Why does Nasdaq emphasize institutional adoption?
Institutional adoption is emphasized to leverage Nasdaq’s regulated environment and compliance capabilities. Tokenization offers faster settlement potential and programmable asset features, which could appeal to brokers, asset managers, and institutional liquidity providers seeking efficiency within a familiar regulatory framework.
Frequently Asked Questions
Will Nasdaq’s proposal affect current market settlement times?
Nasdaq suggests tokenization could enable more efficient settlement, but the proposal maintains current regulatory controls. Any settlement improvements depend on technical integrations and regulatory approvals.
How does this differ from crypto exchange listings?
This initiative targets tokenized regulated securities on Nasdaq venues, not listings of unregulated crypto tokens.
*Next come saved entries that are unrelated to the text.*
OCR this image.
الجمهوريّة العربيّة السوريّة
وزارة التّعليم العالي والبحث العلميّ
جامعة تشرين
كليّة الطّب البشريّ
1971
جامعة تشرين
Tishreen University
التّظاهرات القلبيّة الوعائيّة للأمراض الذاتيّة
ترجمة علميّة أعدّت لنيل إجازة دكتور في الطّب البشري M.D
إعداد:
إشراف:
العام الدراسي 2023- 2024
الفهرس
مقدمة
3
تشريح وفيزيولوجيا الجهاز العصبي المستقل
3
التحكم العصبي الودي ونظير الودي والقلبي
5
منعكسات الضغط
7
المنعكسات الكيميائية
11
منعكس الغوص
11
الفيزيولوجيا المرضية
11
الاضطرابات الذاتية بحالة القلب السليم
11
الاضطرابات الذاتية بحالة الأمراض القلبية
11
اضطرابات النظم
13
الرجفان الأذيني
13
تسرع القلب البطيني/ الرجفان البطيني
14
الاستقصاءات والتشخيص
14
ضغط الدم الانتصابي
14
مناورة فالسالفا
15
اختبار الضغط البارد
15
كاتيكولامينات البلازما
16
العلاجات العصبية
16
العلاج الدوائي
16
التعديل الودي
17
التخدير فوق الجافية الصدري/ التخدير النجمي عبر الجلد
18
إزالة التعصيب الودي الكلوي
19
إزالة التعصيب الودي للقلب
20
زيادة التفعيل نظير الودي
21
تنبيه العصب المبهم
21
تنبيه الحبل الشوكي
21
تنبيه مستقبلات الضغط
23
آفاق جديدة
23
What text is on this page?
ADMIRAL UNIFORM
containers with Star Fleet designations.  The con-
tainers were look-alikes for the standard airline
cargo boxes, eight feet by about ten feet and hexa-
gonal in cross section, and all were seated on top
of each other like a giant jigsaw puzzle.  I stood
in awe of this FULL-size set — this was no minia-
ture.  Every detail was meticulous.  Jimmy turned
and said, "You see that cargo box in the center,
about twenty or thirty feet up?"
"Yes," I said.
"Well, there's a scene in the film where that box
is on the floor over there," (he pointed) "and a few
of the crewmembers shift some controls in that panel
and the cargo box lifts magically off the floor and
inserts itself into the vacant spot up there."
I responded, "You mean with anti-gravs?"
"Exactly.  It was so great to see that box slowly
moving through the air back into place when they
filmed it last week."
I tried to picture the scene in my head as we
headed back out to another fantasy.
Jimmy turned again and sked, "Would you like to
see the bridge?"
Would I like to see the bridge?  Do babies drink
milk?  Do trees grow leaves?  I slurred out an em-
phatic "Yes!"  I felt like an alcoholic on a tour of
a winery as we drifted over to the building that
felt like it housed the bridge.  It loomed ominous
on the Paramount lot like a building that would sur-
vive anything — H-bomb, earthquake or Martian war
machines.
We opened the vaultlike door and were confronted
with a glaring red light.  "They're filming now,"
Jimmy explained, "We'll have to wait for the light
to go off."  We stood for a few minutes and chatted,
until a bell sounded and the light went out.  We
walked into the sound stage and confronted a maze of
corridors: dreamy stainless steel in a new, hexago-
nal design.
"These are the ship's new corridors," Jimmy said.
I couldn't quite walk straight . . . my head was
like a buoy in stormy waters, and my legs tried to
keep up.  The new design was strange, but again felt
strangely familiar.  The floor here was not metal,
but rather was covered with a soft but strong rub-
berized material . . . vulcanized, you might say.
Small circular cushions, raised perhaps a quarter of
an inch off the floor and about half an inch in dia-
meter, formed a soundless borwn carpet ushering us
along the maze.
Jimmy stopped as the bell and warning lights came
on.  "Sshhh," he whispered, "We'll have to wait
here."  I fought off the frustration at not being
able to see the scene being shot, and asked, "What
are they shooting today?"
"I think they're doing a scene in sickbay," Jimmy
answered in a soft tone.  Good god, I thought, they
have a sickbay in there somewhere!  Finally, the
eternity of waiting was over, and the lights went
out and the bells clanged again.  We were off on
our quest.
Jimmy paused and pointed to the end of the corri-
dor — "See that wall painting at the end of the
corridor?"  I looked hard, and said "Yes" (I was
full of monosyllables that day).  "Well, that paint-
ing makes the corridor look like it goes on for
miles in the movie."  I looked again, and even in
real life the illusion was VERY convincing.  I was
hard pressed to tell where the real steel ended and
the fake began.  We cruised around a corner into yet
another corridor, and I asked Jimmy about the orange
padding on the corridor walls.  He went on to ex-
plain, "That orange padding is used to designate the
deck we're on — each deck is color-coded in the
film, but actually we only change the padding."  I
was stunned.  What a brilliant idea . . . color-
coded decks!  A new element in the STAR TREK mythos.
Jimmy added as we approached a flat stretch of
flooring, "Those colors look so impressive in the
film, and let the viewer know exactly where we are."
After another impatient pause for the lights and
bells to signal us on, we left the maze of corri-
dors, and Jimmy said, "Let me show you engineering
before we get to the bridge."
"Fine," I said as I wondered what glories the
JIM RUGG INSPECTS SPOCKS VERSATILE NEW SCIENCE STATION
The focus is on combining blockchain tokenization with established exchange rules and supervision.
Key Takeaways
- Regulatory step: Nasdaq has filed a formal proposal with the SEC to permit trading of tokenized equities and ETPs.
- Institutional focus: The initiative targets institutional adoption by integrating blockchain with Nasdaq’s existing infrastructure.
- No direct crypto trading: The proposal excludes direct trading of BTC and ETH; it is limited to tokenized securities.
Summary table: Nasdaq tokenized securities vs. direct crypto listings
Feature | Nasdaq tokenized securities | Direct crypto listings |
---|---|---|
Assets | Tokenized equities and ETPs | Native crypto tokens (BTC, ETH) |
Venue | Regulated Nasdaq markets | Crypto exchanges or ATS |
Regulation | Subject to exchange rules and SEC oversight | Varies by jurisdiction and platform |
Conclusion
Nasdaq’s proposal to trade tokenized securities seeks to bring blockchain-driven asset tokenization into regulated market infrastructure while emphasizing investor protections and institutional participation. The SEC’s review will determine next steps and timing; market participants and observers should monitor official SEC filings and Nasdaq statements for updates.
Published: 2025-09-09 | Updated: 2025-09-09 | Author: COINOTAG
Source notes: Based on Nasdaq’s rule filing and a statement from Nasdaq Senior Vice President Chuck Mack. References to the SEC filing are presented as plain text; full filings are available via official SEC channels and Nasdaq releases.